Algunos focos se percatan de su presencia, la enfocan primero, y luego, como si no existiese y formase parte del paisaje, como el mismo puente que pisan, se concentran en la pantalla.  Ríe, imaginándose a los turistas que, con los ojos fijos en los monitores de sus cámaras digitales o en sus celulares, tropiezan con las tablas del puente y caen de morros contra las mismas; incluso, en un alarde de maldad que nunca tuvo, los ve caer a las heladas aguas del río Huécar. Termina estallando en carcajadas por su pequeña malicia mental. Recuerda aquellas otras malicias, tan lejanas casi como su nacimiento, su despertar a la adolescencia con la vida abriéndose en canal al verle.

—Su voz recia me parecía canto de jilgueros, sus manos agrietadas por el frío y el trabajo, abrían con gracia mis labios. ¿Cómo no iba a quererlo?

Siente que le duelen las sienes de tanto reír. Le cuesta coger de nuevo las frías barras de la carretilla, no por las manos, sino por los riñones, que después de estirarse, al agacharse le duelen. Mira de nuevo a los turistas, que también la miran con miradas cómplices, murmurando, tal vez, que está loca, no es muy lógico, piensa, ver a una vieja mellada riendo a carcajadas. Sí, la miran, ven que le cuesta empujar la carretilla; pero, ninguno se ofrece a ayudarla.

—Sí es que parece que están atontolinados, miran todo a través de la pantalla de un aparato, y ninguno ve más allá de los dos palmos que le separan del cristal, ninguno ve lo que me cuesta empujar esta vieja carretilla. Alguno, sí alguno me mira y se percata de que estoy aquí, pensará, estoy segura, pensará que formo parte de las atracciones del ayuntamiento para atraer turistas, como cuando en la plaza ponen el tablao para bailar seguidillas, o los turbos cocan sus tambores en la procesión de los borrachos…Eso es, están tontos de capirote, y además borrachos con tanto aparato.

El último tramo de la pendiente, le cuesta más subirla, descansa de nuevo. Levanta su mano derecha hacía sus labios tocándose las desiertas encías, con el dedo índice, que, está libre de la lana del guante. Se tapa a continuación su mellada boca al percatarse que dos chiquillas se le quedan mirando. Intenta sonreírles, siente el pudor de que le vean el desierto que se esconde tras sus ajados labios.  Al final baja su mano rebuscando caramelos de menta en el bolsillo del mandil, siempre lleva consigo por si le da tos. Saca dos y con la mano extendida los ofrece a las chiquillas. La madre, niega con la cabeza, apartando a las chiquillas.
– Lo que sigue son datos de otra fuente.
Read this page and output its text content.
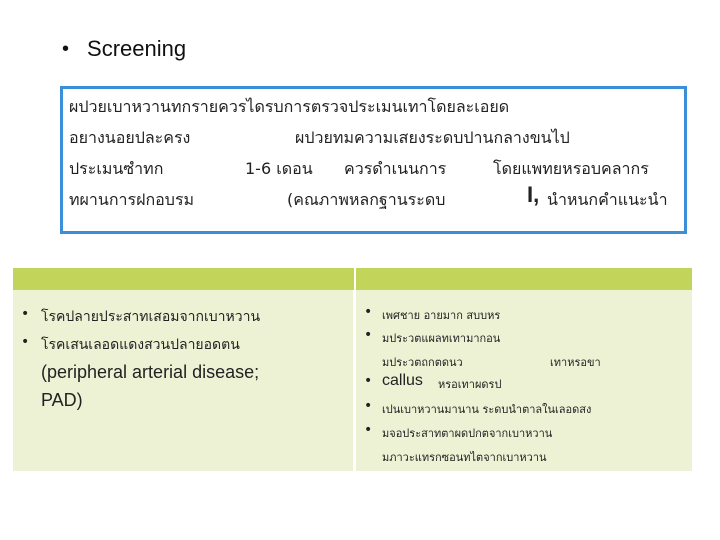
• Screening
ผปวยเบาหวานทกรายควรไดรบการตรวจประเมนเทาโดยละเอยด
อยางนอยปละครง	ผปวยทมความเสยงระดบปานกลางขนไป
ประเมนซำทก	1-6 เดอน ควรดำเนนการ	โดยแพทยหรอบคลากร
ทผานการฝกอบรม	(คณภาพหลกฐานระดบ	I, นำหนกคำแนะนำ
• โรคปลายประสาทเสอมจากเบาหวาน
• โรคเสนเลอดแดงสวนปลายอดตน
(peripheral arterial disease;
PAD)
• เพศชาย อายมาก สบบหร
• มประวตแผลทเทามากอน
มประวตถกตดนว	เทาหรอขา
• callus หรอเทาผดรป
• เปนเบาหวานมานาน ระดบนำตาลในเลอดสง
• มจอประสาทตาผดปกตจากเบาหวาน
มภาวะแทรกซอนทไตจากเบาหวาน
—No, no, gracias, no llevamos dinero suelto. Después dirigiéndose a las chiquillas…—¿No os tengo dicho que no cojáis nada de extraños?

   Alguien pensará que, a sus casi noventa años, no tiene marido, hijos o nietos que le puedan ayudar a subir la carretilla. No tiene marido, tuvo dos, y un novio de adolescencia, con el que no le dejaron relacionarse sus padres, es del que siempre se acuerda, con el que sentía arderle las venas ansiando romper en mil pedazos su pudor y vergüenza. Muchas veces se lamentó no haber tenido el valor y la decisión necesarias para hacerlo. A sus dos maridos los amó, aunque, el primero solo le dio sufrimiento y cinco hijos de embarazos encadenados, no guarda otros recuerdos que su barriga hinchada y un chiquillo mamando de su teta, y él, trabajador, sí, pero celoso. No le llegó a pegar, pero muchas veces llegó a pensar que lo haría. Dios se lo llevó después de una borrachera de anís un día de febrero.  Pensó que, ya jamás se casaría, ni tendría más hijos.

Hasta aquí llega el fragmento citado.